8350 Broad Street, Suite 2000,
Tysons, Virginia 22102
Ladies and Gentlemen:
We have acted as counsel to TEGNA Inc., a Delaware corporation (the “Company”), in connection with a registration statement on FormS-8 (the “Registration Statement”), filed with the Securities and Exchange Commission (the “Commission”) under the Securities Act of 1933, as amended (the “Securities Act”), relating to a total of up to 20,000,000 shares of the Company’s Common Stock, par value $1 per share (the “Common Stock”), issuable under the TEGNA Inc. 2020 Omnibus Incentive Compensation Plan (the “Plan”).
In connection with this opinion, we have examined such corporate records and other documents (including the written document constituting the Plan, the Registration Statement and the Company’s amended and restated certificate of incorporation and bylaws), and have made such investigations of law as we have deemed necessary or appropriate as a basis for the opinion expressed below.
As to questions of fact material to this opinion, we have, when relevant facts were not independently established, relied upon certificates of, and information received from, the Company and/or representatives of the Company. We have made no independent investigation of the facts stated in such certificates or as to any information received from the Company and/or representatives of the Company and do not opine as to the accuracy of such factual matters. We also have relied, without investigation, upon certificates and other documents from, and conversations with, public officials.
In rendering this opinion, we have assumed, without investigation, the authenticity of any document or other instrument submitted to us as an original, the conformity to the originals of any document or other instrument submitted to us as a copy, the genuineness of all signatures on such originals or copies, and the legal capacity of natural persons who executed any such document or instrument at the time of execution thereof. We also have assumed that the Registration Statement will remain effective pursuant to the Securities Act at the time of issuance of the Common Stock under the Plan, and the Company will have received the required consideration for the issuance of the Common Stock at or prior to the issuance thereof under the Plan.
Based upon and subject to the foregoing and the other qualifications and limitations contained herein, we are of the opinion that, upon issuance and delivery pursuant to the terms and conditions set forth in the Registration Statement and the Plan, the Common Stock will be validly issued, fully paid andnon-assessable.
Members of our firm involved in the preparation of this opinion are licensed to practice law in the State of New York and we do not purport to be experts on, or to express any opinion herein concerning, the laws of any other jurisdiction other than the laws of the State of New York, the federal law of the United States of America and the General Corporation Law of the State of Delaware.
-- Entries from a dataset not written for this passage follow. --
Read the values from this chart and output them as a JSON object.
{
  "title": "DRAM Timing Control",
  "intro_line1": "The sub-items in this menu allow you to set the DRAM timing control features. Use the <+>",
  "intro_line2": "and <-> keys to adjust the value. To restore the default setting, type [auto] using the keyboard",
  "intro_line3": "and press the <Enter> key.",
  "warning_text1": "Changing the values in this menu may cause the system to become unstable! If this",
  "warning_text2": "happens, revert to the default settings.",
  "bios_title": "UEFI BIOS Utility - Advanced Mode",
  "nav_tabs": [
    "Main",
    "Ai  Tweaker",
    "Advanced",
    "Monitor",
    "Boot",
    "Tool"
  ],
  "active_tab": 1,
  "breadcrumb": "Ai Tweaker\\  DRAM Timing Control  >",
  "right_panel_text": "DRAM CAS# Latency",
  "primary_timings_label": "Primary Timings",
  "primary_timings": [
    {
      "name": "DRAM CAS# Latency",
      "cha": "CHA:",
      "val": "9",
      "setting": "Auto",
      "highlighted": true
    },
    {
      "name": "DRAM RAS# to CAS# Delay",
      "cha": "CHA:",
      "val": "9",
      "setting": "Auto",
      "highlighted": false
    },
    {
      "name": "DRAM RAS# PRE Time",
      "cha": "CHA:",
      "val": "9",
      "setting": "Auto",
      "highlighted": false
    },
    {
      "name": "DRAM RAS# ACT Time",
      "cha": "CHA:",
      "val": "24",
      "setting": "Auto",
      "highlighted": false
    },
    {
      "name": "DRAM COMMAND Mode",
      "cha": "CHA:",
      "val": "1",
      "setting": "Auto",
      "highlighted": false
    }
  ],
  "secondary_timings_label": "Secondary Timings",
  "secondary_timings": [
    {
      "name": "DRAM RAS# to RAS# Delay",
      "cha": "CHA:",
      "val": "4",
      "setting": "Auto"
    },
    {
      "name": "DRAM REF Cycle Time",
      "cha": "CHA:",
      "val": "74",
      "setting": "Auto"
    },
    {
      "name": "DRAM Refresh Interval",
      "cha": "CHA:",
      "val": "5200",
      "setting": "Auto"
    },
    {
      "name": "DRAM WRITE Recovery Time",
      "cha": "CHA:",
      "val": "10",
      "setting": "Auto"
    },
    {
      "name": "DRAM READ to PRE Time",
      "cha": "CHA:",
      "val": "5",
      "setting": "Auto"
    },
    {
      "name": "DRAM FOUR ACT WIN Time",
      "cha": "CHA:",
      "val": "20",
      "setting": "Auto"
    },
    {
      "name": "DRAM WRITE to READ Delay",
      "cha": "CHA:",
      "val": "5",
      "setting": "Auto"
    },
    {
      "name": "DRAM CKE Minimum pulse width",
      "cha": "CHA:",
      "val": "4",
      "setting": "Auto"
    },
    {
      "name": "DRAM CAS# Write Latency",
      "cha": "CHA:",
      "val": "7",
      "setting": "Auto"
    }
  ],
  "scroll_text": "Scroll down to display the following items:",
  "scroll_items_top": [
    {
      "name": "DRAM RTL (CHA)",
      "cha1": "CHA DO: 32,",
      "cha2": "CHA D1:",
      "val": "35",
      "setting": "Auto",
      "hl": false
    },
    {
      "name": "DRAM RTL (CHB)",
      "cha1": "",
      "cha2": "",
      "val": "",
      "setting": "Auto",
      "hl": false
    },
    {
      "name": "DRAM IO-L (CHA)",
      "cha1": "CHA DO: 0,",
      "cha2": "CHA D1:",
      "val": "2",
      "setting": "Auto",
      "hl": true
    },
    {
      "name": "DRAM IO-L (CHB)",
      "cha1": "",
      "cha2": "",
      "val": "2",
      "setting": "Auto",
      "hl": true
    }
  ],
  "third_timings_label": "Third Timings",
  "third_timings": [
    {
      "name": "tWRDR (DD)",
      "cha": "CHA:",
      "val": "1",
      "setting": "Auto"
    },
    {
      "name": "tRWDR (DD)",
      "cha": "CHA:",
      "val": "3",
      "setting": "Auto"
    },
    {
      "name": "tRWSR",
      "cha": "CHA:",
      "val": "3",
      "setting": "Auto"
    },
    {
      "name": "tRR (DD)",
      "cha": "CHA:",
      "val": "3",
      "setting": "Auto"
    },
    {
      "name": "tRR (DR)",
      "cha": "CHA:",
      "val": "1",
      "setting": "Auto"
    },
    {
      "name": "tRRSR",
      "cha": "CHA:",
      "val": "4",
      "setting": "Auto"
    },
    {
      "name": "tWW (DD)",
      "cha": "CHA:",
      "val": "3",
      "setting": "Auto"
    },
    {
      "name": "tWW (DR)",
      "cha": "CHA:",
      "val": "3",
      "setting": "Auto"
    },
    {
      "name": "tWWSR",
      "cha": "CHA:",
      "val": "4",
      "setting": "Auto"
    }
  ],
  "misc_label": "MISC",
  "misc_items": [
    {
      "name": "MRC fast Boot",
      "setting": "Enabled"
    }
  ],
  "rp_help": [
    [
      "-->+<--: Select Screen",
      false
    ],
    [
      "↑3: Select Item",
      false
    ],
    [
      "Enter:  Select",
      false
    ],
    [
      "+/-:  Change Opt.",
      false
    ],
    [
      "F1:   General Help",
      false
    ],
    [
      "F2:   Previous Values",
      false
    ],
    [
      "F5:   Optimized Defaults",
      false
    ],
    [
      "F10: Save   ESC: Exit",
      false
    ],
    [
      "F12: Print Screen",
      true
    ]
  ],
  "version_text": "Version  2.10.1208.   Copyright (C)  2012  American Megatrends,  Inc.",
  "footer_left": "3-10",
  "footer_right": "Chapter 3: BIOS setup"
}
We hereby consent to the filing of a copy of this opinion as Exhibit 5.1 to the Registration Statement. In giving such consent, we do not admit that any member of this firm is an “expert” within the meaning of the Securities Act or the rules and regulations of the Commission thereunder.
This opinion is limited to the matters stated herein, and no opinion or belief is implied or may be inferred beyond the matters expressly stated herein. This opinion is based upon currently existing statutes, rules, regulations and judicial decisions, and we disclaim any obligation to advise you or any other person, or to make any investigations, as to any change in any of these sources of law or subsequent legal or factual developments which might affect any matters or opinions set forth herein.